I teach a class called “Introduction to Fine Arts.”  It’s a survey-type course, designed as the standard arts-appreciation component of a university’s core curriculum.  In addition to critical theory, we cover painting, photography, sculpture, architecture, music, dance, drama, film, and TV/video all in one semester.  When I inherited the course from the previous professor, the assignment for the unit on film asked students to watch and comment on any Oscar-winning movie.  Because the Academy Awards can sometimes be based on political or sentimental motivations, rather than on purely artistic merit, I decided to change the requirement.  Now students are asked to select a movie from among the top 25 films on the American Film Institute’s list known as “AFI’s 100 Years… 100 Movies,” which was updated in 2007 from the original list created by the AFI in 1988 to celebrate one hundred years of film-making.  While this list is far from perfect, I believe it more adequately presents a collection of films that were either ground-breaking in some way or exemplified the best  of a particular genre or format.

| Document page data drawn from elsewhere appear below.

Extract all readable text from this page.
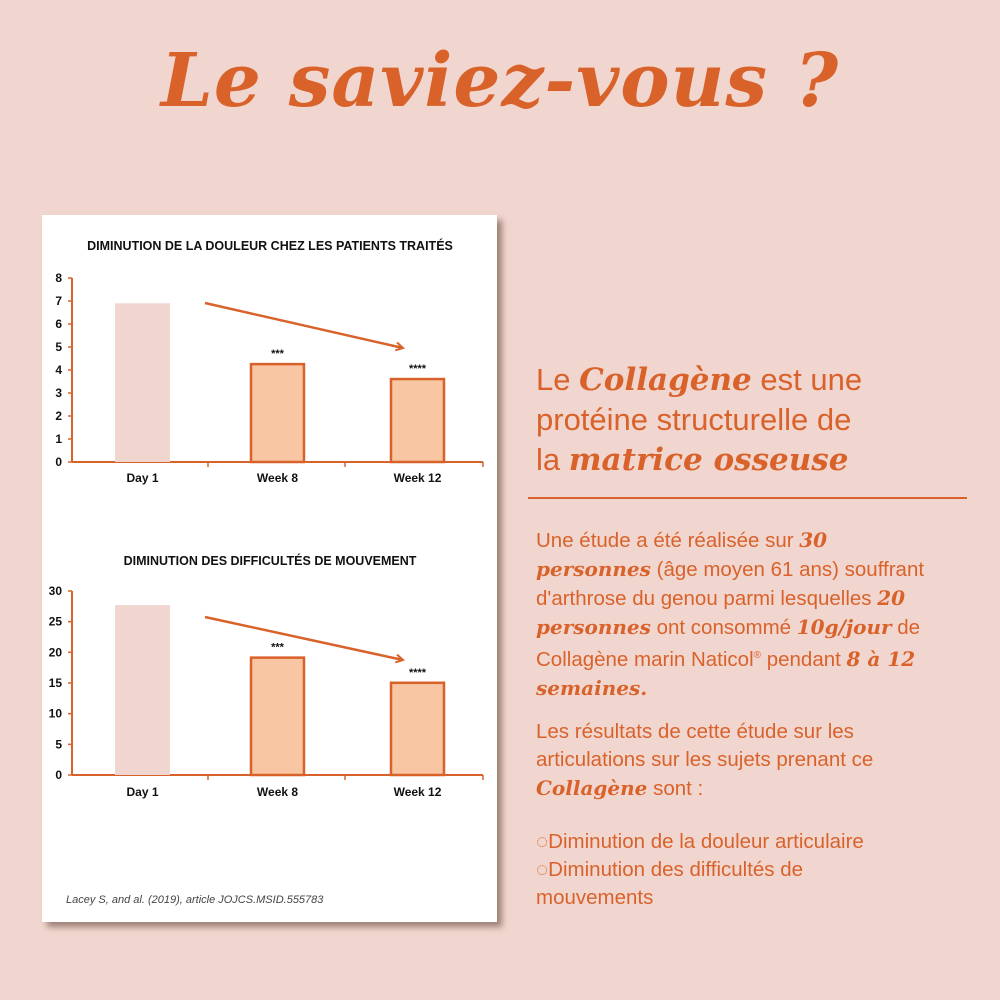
Le saviez-vous ?
DIMINUTION DE LA DOULEUR CHEZ LES PATIENTS TRAITÉS
0
1
2
3
4
5
6
7
8
Day 1
***
Week 8
****
Week 12
DIMINUTION DES DIFFICULTÉS DE MOUVEMENT
0
5
10
15
20
25
30
Day 1
***
Week 8
****
Week 12
Lacey S, and al. (2019), article JOJCS.MSID.555783
Le Collagène est une
protéine structurelle de
la matrice osseuse
Une étude a été réalisée sur 30
personnes (âge moyen 61 ans) souffrant
d'arthrose du genou parmi lesquelles 20
personnes ont consommé 10g/jour de
Collagène marin Naticol® pendant 8 à 12
semaines.
Les résultats de cette étude sur les
articulations sur les sujets prenant ce
Collagène sont :
◌Diminution de la douleur articulaire
◌Diminution des difficultés de
mouvements
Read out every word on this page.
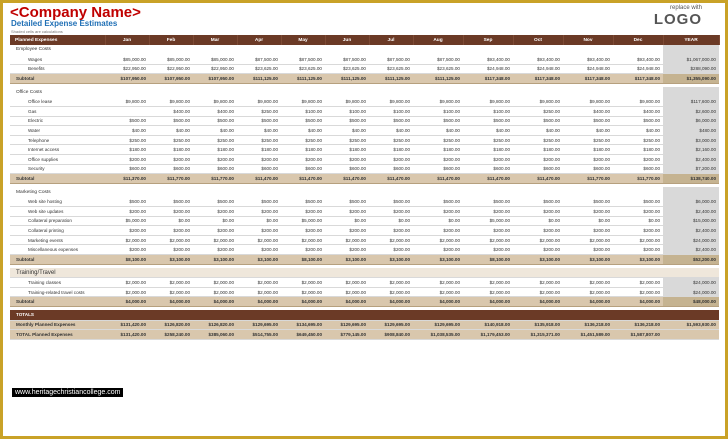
<Company Name>
Detailed Expense Estimates
Shaded cells are calculations
replace with
LOGO
Planned Expenses	Jan	Feb	Mar	Apr	May	Jun	Jul	Aug	Sep	Oct	Nov	Dec	YEAR
Employee Costs													
Wages	$85,000.00	$85,000.00	$85,000.00	$87,500.00	$87,500.00	$87,500.00	$87,500.00	$87,500.00	$93,400.00	$93,400.00	$93,400.00	$93,400.00	$1,067,000.00
Benefits	$22,950.00	$22,950.00	$22,950.00	$23,625.00	$23,625.00	$23,625.00	$23,625.00	$23,625.00	$24,948.00	$24,948.00	$24,948.00	$24,948.00	$288,090.00
Subtotal	$107,950.00	$107,950.00	$107,950.00	$111,125.00	$111,125.00	$111,125.00	$111,125.00	$111,125.00	$117,348.00	$117,348.00	$117,348.00	$117,348.00	$1,355,090.00

Office Costs													
Office lease	$9,800.00	$9,800.00	$9,800.00	$9,800.00	$9,800.00	$9,800.00	$9,800.00	$9,800.00	$9,800.00	$9,800.00	$9,800.00	$9,800.00	$117,600.00
Gas		$400.00	$400.00	$250.00	$100.00	$100.00	$100.00	$100.00	$100.00	$250.00	$400.00	$400.00	$2,600.00
Electric	$500.00	$500.00	$500.00	$500.00	$500.00	$500.00	$500.00	$500.00	$500.00	$500.00	$500.00	$500.00	$6,000.00
Water	$40.00	$40.00	$40.00	$40.00	$40.00	$40.00	$40.00	$40.00	$40.00	$40.00	$40.00	$40.00	$480.00
Telephone	$250.00	$250.00	$250.00	$250.00	$250.00	$250.00	$250.00	$250.00	$250.00	$250.00	$250.00	$250.00	$3,000.00
Internet access	$180.00	$180.00	$180.00	$180.00	$180.00	$180.00	$180.00	$180.00	$180.00	$180.00	$180.00	$180.00	$2,160.00
Office supplies	$200.00	$200.00	$200.00	$200.00	$200.00	$200.00	$200.00	$200.00	$200.00	$200.00	$200.00	$200.00	$2,400.00
Security	$600.00	$600.00	$600.00	$600.00	$600.00	$600.00	$600.00	$600.00	$600.00	$600.00	$600.00	$600.00	$7,200.00
Subtotal	$11,370.00	$11,770.00	$11,770.00	$11,470.00	$11,470.00	$11,470.00	$11,470.00	$11,470.00	$11,470.00	$11,470.00	$11,770.00	$11,770.00	$138,740.00

Marketing Costs													
Web site hosting	$500.00	$500.00	$500.00	$500.00	$500.00	$500.00	$500.00	$500.00	$500.00	$500.00	$500.00	$500.00	$6,000.00
Web site updates	$200.00	$200.00	$200.00	$200.00	$200.00	$200.00	$200.00	$200.00	$200.00	$200.00	$200.00	$200.00	$2,400.00
Collateral preparation	$5,000.00	$0.00	$0.00	$0.00	$5,000.00	$0.00	$0.00	$0.00	$5,000.00	$0.00	$0.00	$0.00	$15,000.00
Collateral printing	$200.00	$200.00	$200.00	$200.00	$200.00	$200.00	$200.00	$200.00	$200.00	$200.00	$200.00	$200.00	$2,400.00
Marketing events	$2,000.00	$2,000.00	$2,000.00	$2,000.00	$2,000.00	$2,000.00	$2,000.00	$2,000.00	$2,000.00	$2,000.00	$2,000.00	$2,000.00	$24,000.00
Miscellaneous expenses	$200.00	$200.00	$200.00	$200.00	$200.00	$200.00	$200.00	$200.00	$200.00	$200.00	$200.00	$200.00	$2,400.00
Subtotal	$8,100.00	$3,100.00	$3,100.00	$3,100.00	$8,100.00	$3,100.00	$3,100.00	$3,100.00	$8,100.00	$3,100.00	$3,100.00	$3,100.00	$52,200.00

Training/Travel													
Training classes	$2,000.00	$2,000.00	$2,000.00	$2,000.00	$2,000.00	$2,000.00	$2,000.00	$2,000.00	$2,000.00	$2,000.00	$2,000.00	$2,000.00	$24,000.00
Training-related travel costs	$2,000.00	$2,000.00	$2,000.00	$2,000.00	$2,000.00	$2,000.00	$2,000.00	$2,000.00	$2,000.00	$2,000.00	$2,000.00	$2,000.00	$24,000.00
Subtotal	$4,000.00	$4,000.00	$4,000.00	$4,000.00	$4,000.00	$4,000.00	$4,000.00	$4,000.00	$4,000.00	$4,000.00	$4,000.00	$4,000.00	$48,000.00

TOTALS													
Monthly Planned Expenses	$131,420.00	$126,820.00	$126,820.00	$129,695.00	$134,695.00	$129,695.00	$129,695.00	$129,695.00	$140,918.00	$135,918.00	$136,218.00	$136,218.00	$1,593,930.00
TOTAL Planned Expenses	$131,420.00	$258,240.00	$385,060.00	$514,755.00	$649,450.00	$779,145.00	$908,840.00	$1,038,535.00	$1,179,453.00	$1,315,371.00	$1,451,589.00	$1,587,807.00	
www.heritagechristiancollege.com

Over the years, my students have responded very positively to this assignment, and I have enjoyed reading their thoughts and critiques concerning the films on the list.  However, with the closing of Blockbuster and other movie-rental outlets, the proliferation of Redbox kiosks, and the increased dependence of many on streaming video services like Netflix, I discovered that many students had difficulty in locating some of the older films on the list.  So last year I invested in ownership of all twenty-five movies in DVD format so that I could lend them to my students for this assignment.  I already owned six of the movies on the list, and I purchased the remaining DVDs from Movies Unlimited, an online supplier with good prices and an enormous catalog.

After compiling my collection, I realized that I had not ever seen ten of these films, and there were several others that I had viewed so long ago that I could barely remember them.  If I was going to ask my students to watch these movies, shouldn’t I be familiar with them all?  That was the impetus for this new project.  I plan to watch all 25 movies in descending order, starting this summer, and then write about each one.  If I view one film a week, I should be finished with this plan in mid-November.  But knowing that there will be some weekends filled with other activities, I hope to accomplish this goal by the end of 2012.

I established this blog with great intentions a few years ago, but I’ve let it slide recently.  This project will, I hope, encourage me to keep it more current and to use it as per my original intention.  Wish me luck!!